While a lot of us have been asking whether or not states should establish health care exchanges, back in November, the Washington Post’s Sarah Kliff asked a different question: “Is Obamacare too much work for the Obama administration?”
It was a completely reasonable question.
The exchanges are set to go online when open enrollment starts this October (coverage begins in January), and the complexity of building an Expedia for health care consumers is nothing short of breathtaking (as the graph illustrates.)
When you consider that some states will create their own exchanges (the White House now says they will be given extra time to comply with the law), while the federal government will create some exchanges (and partner with others), it becomes clear that this is a huge logistical challenge.
Add in the fact that each state has its own regulations — and that numerous governmental agencies will have to interface through the back end of the system — and it’s hard to imagine anyone meets the deadline.

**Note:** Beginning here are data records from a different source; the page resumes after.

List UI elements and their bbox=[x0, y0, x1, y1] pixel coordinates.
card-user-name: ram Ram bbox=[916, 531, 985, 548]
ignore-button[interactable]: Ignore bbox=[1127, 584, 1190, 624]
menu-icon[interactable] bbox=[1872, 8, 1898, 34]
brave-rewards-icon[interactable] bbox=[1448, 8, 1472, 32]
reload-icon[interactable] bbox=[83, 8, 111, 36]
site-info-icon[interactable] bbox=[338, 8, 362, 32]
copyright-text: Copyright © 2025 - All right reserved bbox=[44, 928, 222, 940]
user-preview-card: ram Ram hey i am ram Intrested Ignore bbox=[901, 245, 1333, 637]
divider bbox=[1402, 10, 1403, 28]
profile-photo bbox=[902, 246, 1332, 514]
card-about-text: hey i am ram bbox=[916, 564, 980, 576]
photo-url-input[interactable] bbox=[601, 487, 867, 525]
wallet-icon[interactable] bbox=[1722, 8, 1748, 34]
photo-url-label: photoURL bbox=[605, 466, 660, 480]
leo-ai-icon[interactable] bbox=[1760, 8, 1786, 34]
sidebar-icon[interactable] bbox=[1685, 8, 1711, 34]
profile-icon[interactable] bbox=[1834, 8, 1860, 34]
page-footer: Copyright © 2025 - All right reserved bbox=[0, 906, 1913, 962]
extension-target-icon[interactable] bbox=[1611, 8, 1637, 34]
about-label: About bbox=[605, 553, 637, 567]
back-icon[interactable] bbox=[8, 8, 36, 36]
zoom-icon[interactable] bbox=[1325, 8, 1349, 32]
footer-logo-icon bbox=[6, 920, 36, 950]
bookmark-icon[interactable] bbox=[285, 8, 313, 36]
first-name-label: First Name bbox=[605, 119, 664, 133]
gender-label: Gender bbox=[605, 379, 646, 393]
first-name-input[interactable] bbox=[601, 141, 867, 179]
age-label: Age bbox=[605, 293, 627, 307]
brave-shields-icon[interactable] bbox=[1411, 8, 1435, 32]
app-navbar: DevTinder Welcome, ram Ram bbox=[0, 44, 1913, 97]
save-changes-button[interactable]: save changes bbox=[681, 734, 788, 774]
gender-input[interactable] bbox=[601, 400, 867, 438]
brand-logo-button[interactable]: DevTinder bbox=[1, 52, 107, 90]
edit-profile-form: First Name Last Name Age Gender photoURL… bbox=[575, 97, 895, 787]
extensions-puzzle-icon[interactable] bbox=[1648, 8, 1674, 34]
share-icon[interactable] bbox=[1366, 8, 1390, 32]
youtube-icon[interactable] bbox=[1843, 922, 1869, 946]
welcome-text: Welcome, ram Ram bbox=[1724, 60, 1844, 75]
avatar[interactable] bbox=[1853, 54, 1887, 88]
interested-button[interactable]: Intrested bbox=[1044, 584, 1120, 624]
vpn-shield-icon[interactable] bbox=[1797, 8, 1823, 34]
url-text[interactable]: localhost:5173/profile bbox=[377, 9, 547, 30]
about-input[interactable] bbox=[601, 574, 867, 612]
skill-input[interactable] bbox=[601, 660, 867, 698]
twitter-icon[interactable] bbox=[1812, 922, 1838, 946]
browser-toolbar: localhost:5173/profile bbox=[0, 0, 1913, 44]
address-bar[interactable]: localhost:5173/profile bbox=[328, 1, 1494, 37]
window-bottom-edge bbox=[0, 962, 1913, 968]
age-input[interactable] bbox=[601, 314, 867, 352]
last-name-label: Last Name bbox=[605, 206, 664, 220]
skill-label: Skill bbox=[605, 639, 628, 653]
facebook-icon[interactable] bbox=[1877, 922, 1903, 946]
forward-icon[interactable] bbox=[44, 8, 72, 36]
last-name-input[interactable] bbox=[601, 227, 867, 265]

To give you an idea how difficult the task, consider this: Just last month, NBC Nightly News reported that the Air Force spent $1 billion and seven years on a failed effort to consolidate their computer systems.
This software modernization project, called the Expeditionary Combat Support System (ECSS), was a logistical challenge, to be sure.
HHS continues to insist the exchanges will launch on time. But if the Air Force couldn’t make their modernization project work in seven years, what are the odds government bureaucrats can seamlessly slap together these complex exchanges (now called “marketplaces”) in a matter of a few months?